Book about the Black Plague in England; spoilering the title because it completely gives away the book.

Company of Liars, by Karen Maitland

Alice in Wonderland by Lewis Carroll aka Charles Lutwidge Dodgson is occasionally narrated in first person.

:confused:

Technically. :wink:

The Stephanie Plum novels, by Janet Evanovich, are from the POV of a rather inept female bounty hunter.

Fanny Hill.

:smiley:

Also, Dolores Claiborne. Another male writer who did female 1st person narration, and rather well, was Winston Graham. Marnie was written this way, and IIRC, so was The Walking Stick.

We now know the anti-drug book Go Ask Alice was fake, not a real memoir, but it was written from the point of view of a teenage girl.
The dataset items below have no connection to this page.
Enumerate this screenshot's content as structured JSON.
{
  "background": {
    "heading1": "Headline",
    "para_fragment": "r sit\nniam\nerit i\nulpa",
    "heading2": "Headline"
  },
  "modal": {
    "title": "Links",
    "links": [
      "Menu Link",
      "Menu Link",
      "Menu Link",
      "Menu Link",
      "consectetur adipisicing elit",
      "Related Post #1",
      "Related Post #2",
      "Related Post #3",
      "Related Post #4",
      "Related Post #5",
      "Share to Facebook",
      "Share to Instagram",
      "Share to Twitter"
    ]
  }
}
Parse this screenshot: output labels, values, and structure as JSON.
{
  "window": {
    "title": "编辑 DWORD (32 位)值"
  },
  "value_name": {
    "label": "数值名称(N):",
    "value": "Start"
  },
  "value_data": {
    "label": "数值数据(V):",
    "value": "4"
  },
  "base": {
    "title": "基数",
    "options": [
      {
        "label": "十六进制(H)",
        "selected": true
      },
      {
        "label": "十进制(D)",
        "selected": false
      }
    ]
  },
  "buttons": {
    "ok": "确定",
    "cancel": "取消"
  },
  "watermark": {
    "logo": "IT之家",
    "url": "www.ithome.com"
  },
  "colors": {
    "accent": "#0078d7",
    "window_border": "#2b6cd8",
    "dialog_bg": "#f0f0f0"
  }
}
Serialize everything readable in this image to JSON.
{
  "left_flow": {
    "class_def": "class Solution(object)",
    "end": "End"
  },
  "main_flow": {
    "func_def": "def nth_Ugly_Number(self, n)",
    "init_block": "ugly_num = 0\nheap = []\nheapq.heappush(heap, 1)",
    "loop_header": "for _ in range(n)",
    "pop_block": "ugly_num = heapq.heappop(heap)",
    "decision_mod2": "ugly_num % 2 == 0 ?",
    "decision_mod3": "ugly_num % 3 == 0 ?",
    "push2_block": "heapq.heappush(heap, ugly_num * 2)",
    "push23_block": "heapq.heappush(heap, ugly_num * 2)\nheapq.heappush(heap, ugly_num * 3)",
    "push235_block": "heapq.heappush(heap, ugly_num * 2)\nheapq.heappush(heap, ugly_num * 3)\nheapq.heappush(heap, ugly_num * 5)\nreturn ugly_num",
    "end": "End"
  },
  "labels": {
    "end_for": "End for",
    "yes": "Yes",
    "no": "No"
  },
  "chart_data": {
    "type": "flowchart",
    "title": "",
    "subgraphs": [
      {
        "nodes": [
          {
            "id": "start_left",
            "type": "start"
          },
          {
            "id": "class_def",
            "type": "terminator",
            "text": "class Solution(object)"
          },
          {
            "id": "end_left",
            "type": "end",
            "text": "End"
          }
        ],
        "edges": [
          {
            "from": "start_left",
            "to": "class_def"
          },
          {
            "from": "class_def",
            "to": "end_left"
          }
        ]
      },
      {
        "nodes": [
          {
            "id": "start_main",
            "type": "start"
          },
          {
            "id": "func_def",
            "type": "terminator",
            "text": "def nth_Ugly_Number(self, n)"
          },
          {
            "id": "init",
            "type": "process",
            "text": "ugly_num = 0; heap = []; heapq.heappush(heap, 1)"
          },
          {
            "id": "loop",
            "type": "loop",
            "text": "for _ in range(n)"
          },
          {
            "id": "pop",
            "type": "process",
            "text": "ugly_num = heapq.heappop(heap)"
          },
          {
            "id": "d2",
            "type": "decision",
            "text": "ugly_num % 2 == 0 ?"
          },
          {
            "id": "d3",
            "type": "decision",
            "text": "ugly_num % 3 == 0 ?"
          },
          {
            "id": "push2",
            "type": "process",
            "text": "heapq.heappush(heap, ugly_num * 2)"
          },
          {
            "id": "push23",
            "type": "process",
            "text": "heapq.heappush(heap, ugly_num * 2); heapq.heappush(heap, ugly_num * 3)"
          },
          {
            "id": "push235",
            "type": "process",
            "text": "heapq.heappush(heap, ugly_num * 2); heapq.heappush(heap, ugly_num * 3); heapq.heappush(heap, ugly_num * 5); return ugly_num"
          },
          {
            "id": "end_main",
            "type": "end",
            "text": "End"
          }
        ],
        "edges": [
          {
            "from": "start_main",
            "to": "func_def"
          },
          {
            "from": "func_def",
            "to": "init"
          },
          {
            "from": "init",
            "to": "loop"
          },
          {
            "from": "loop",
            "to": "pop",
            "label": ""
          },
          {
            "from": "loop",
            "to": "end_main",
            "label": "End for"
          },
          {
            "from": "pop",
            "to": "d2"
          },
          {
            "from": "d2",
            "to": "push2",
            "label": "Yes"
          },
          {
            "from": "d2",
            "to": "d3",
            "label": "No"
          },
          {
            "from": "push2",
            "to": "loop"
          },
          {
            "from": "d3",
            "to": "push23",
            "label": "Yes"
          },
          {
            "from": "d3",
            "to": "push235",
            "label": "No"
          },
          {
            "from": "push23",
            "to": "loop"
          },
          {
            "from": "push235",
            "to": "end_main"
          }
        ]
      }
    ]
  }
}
Moll Flanders is told first-person in Moll’s voice, iirc.

Slaves of New York is written in first person female. The chapters were originally published as short stories, but they were arranged and edited to make a long narrative, and it worked. It got lukewarm critical reception, but made the NYT bestseller list for several weeks, albeit, it never got above 9, or something. GenX was very young, and was reading it in droves. That generation at that age could relate to staying in a bad relationship because you couldn’t find another place to live.

Just mentioning all that since the OP asked for “famous” literature. This book was pretty famous when it first came out, and would have “trended,” had that existed at the time, even though it’s largely forgotten now.

A couple of other books that are very well know in literary circles (anyone with a degree in English has heard of them), but not famous among the general public, like, say, Gone with the Wind, are Housekeeping, and My Brilliant Career, both of which are written in first person female voices.

Speaking of known-in-literary-circles-anyone-with-a-degree-in-English-has-heard-of novels: Wide Sargasso Sea by Jean Rhys. This book is invariably the first thing mentioned when the topic is Post-Colonial Literature. It’s also one of the earliest books (perhaps the earliest?), like The Wind Done Gone or The Red Tent, to rewrite a classic from the point of view of a supporting character (in this case, a reimagining of Jane Eyre from Bertha’s point of view.

I remember Tama Janowitz was on top of the NY literary world, a regular demigoddess, for one magic year… and then… now… she’d make a great subject for “Where Are They Now?/Whatever Became of…?” or an American Express “Do you know me?” commercial.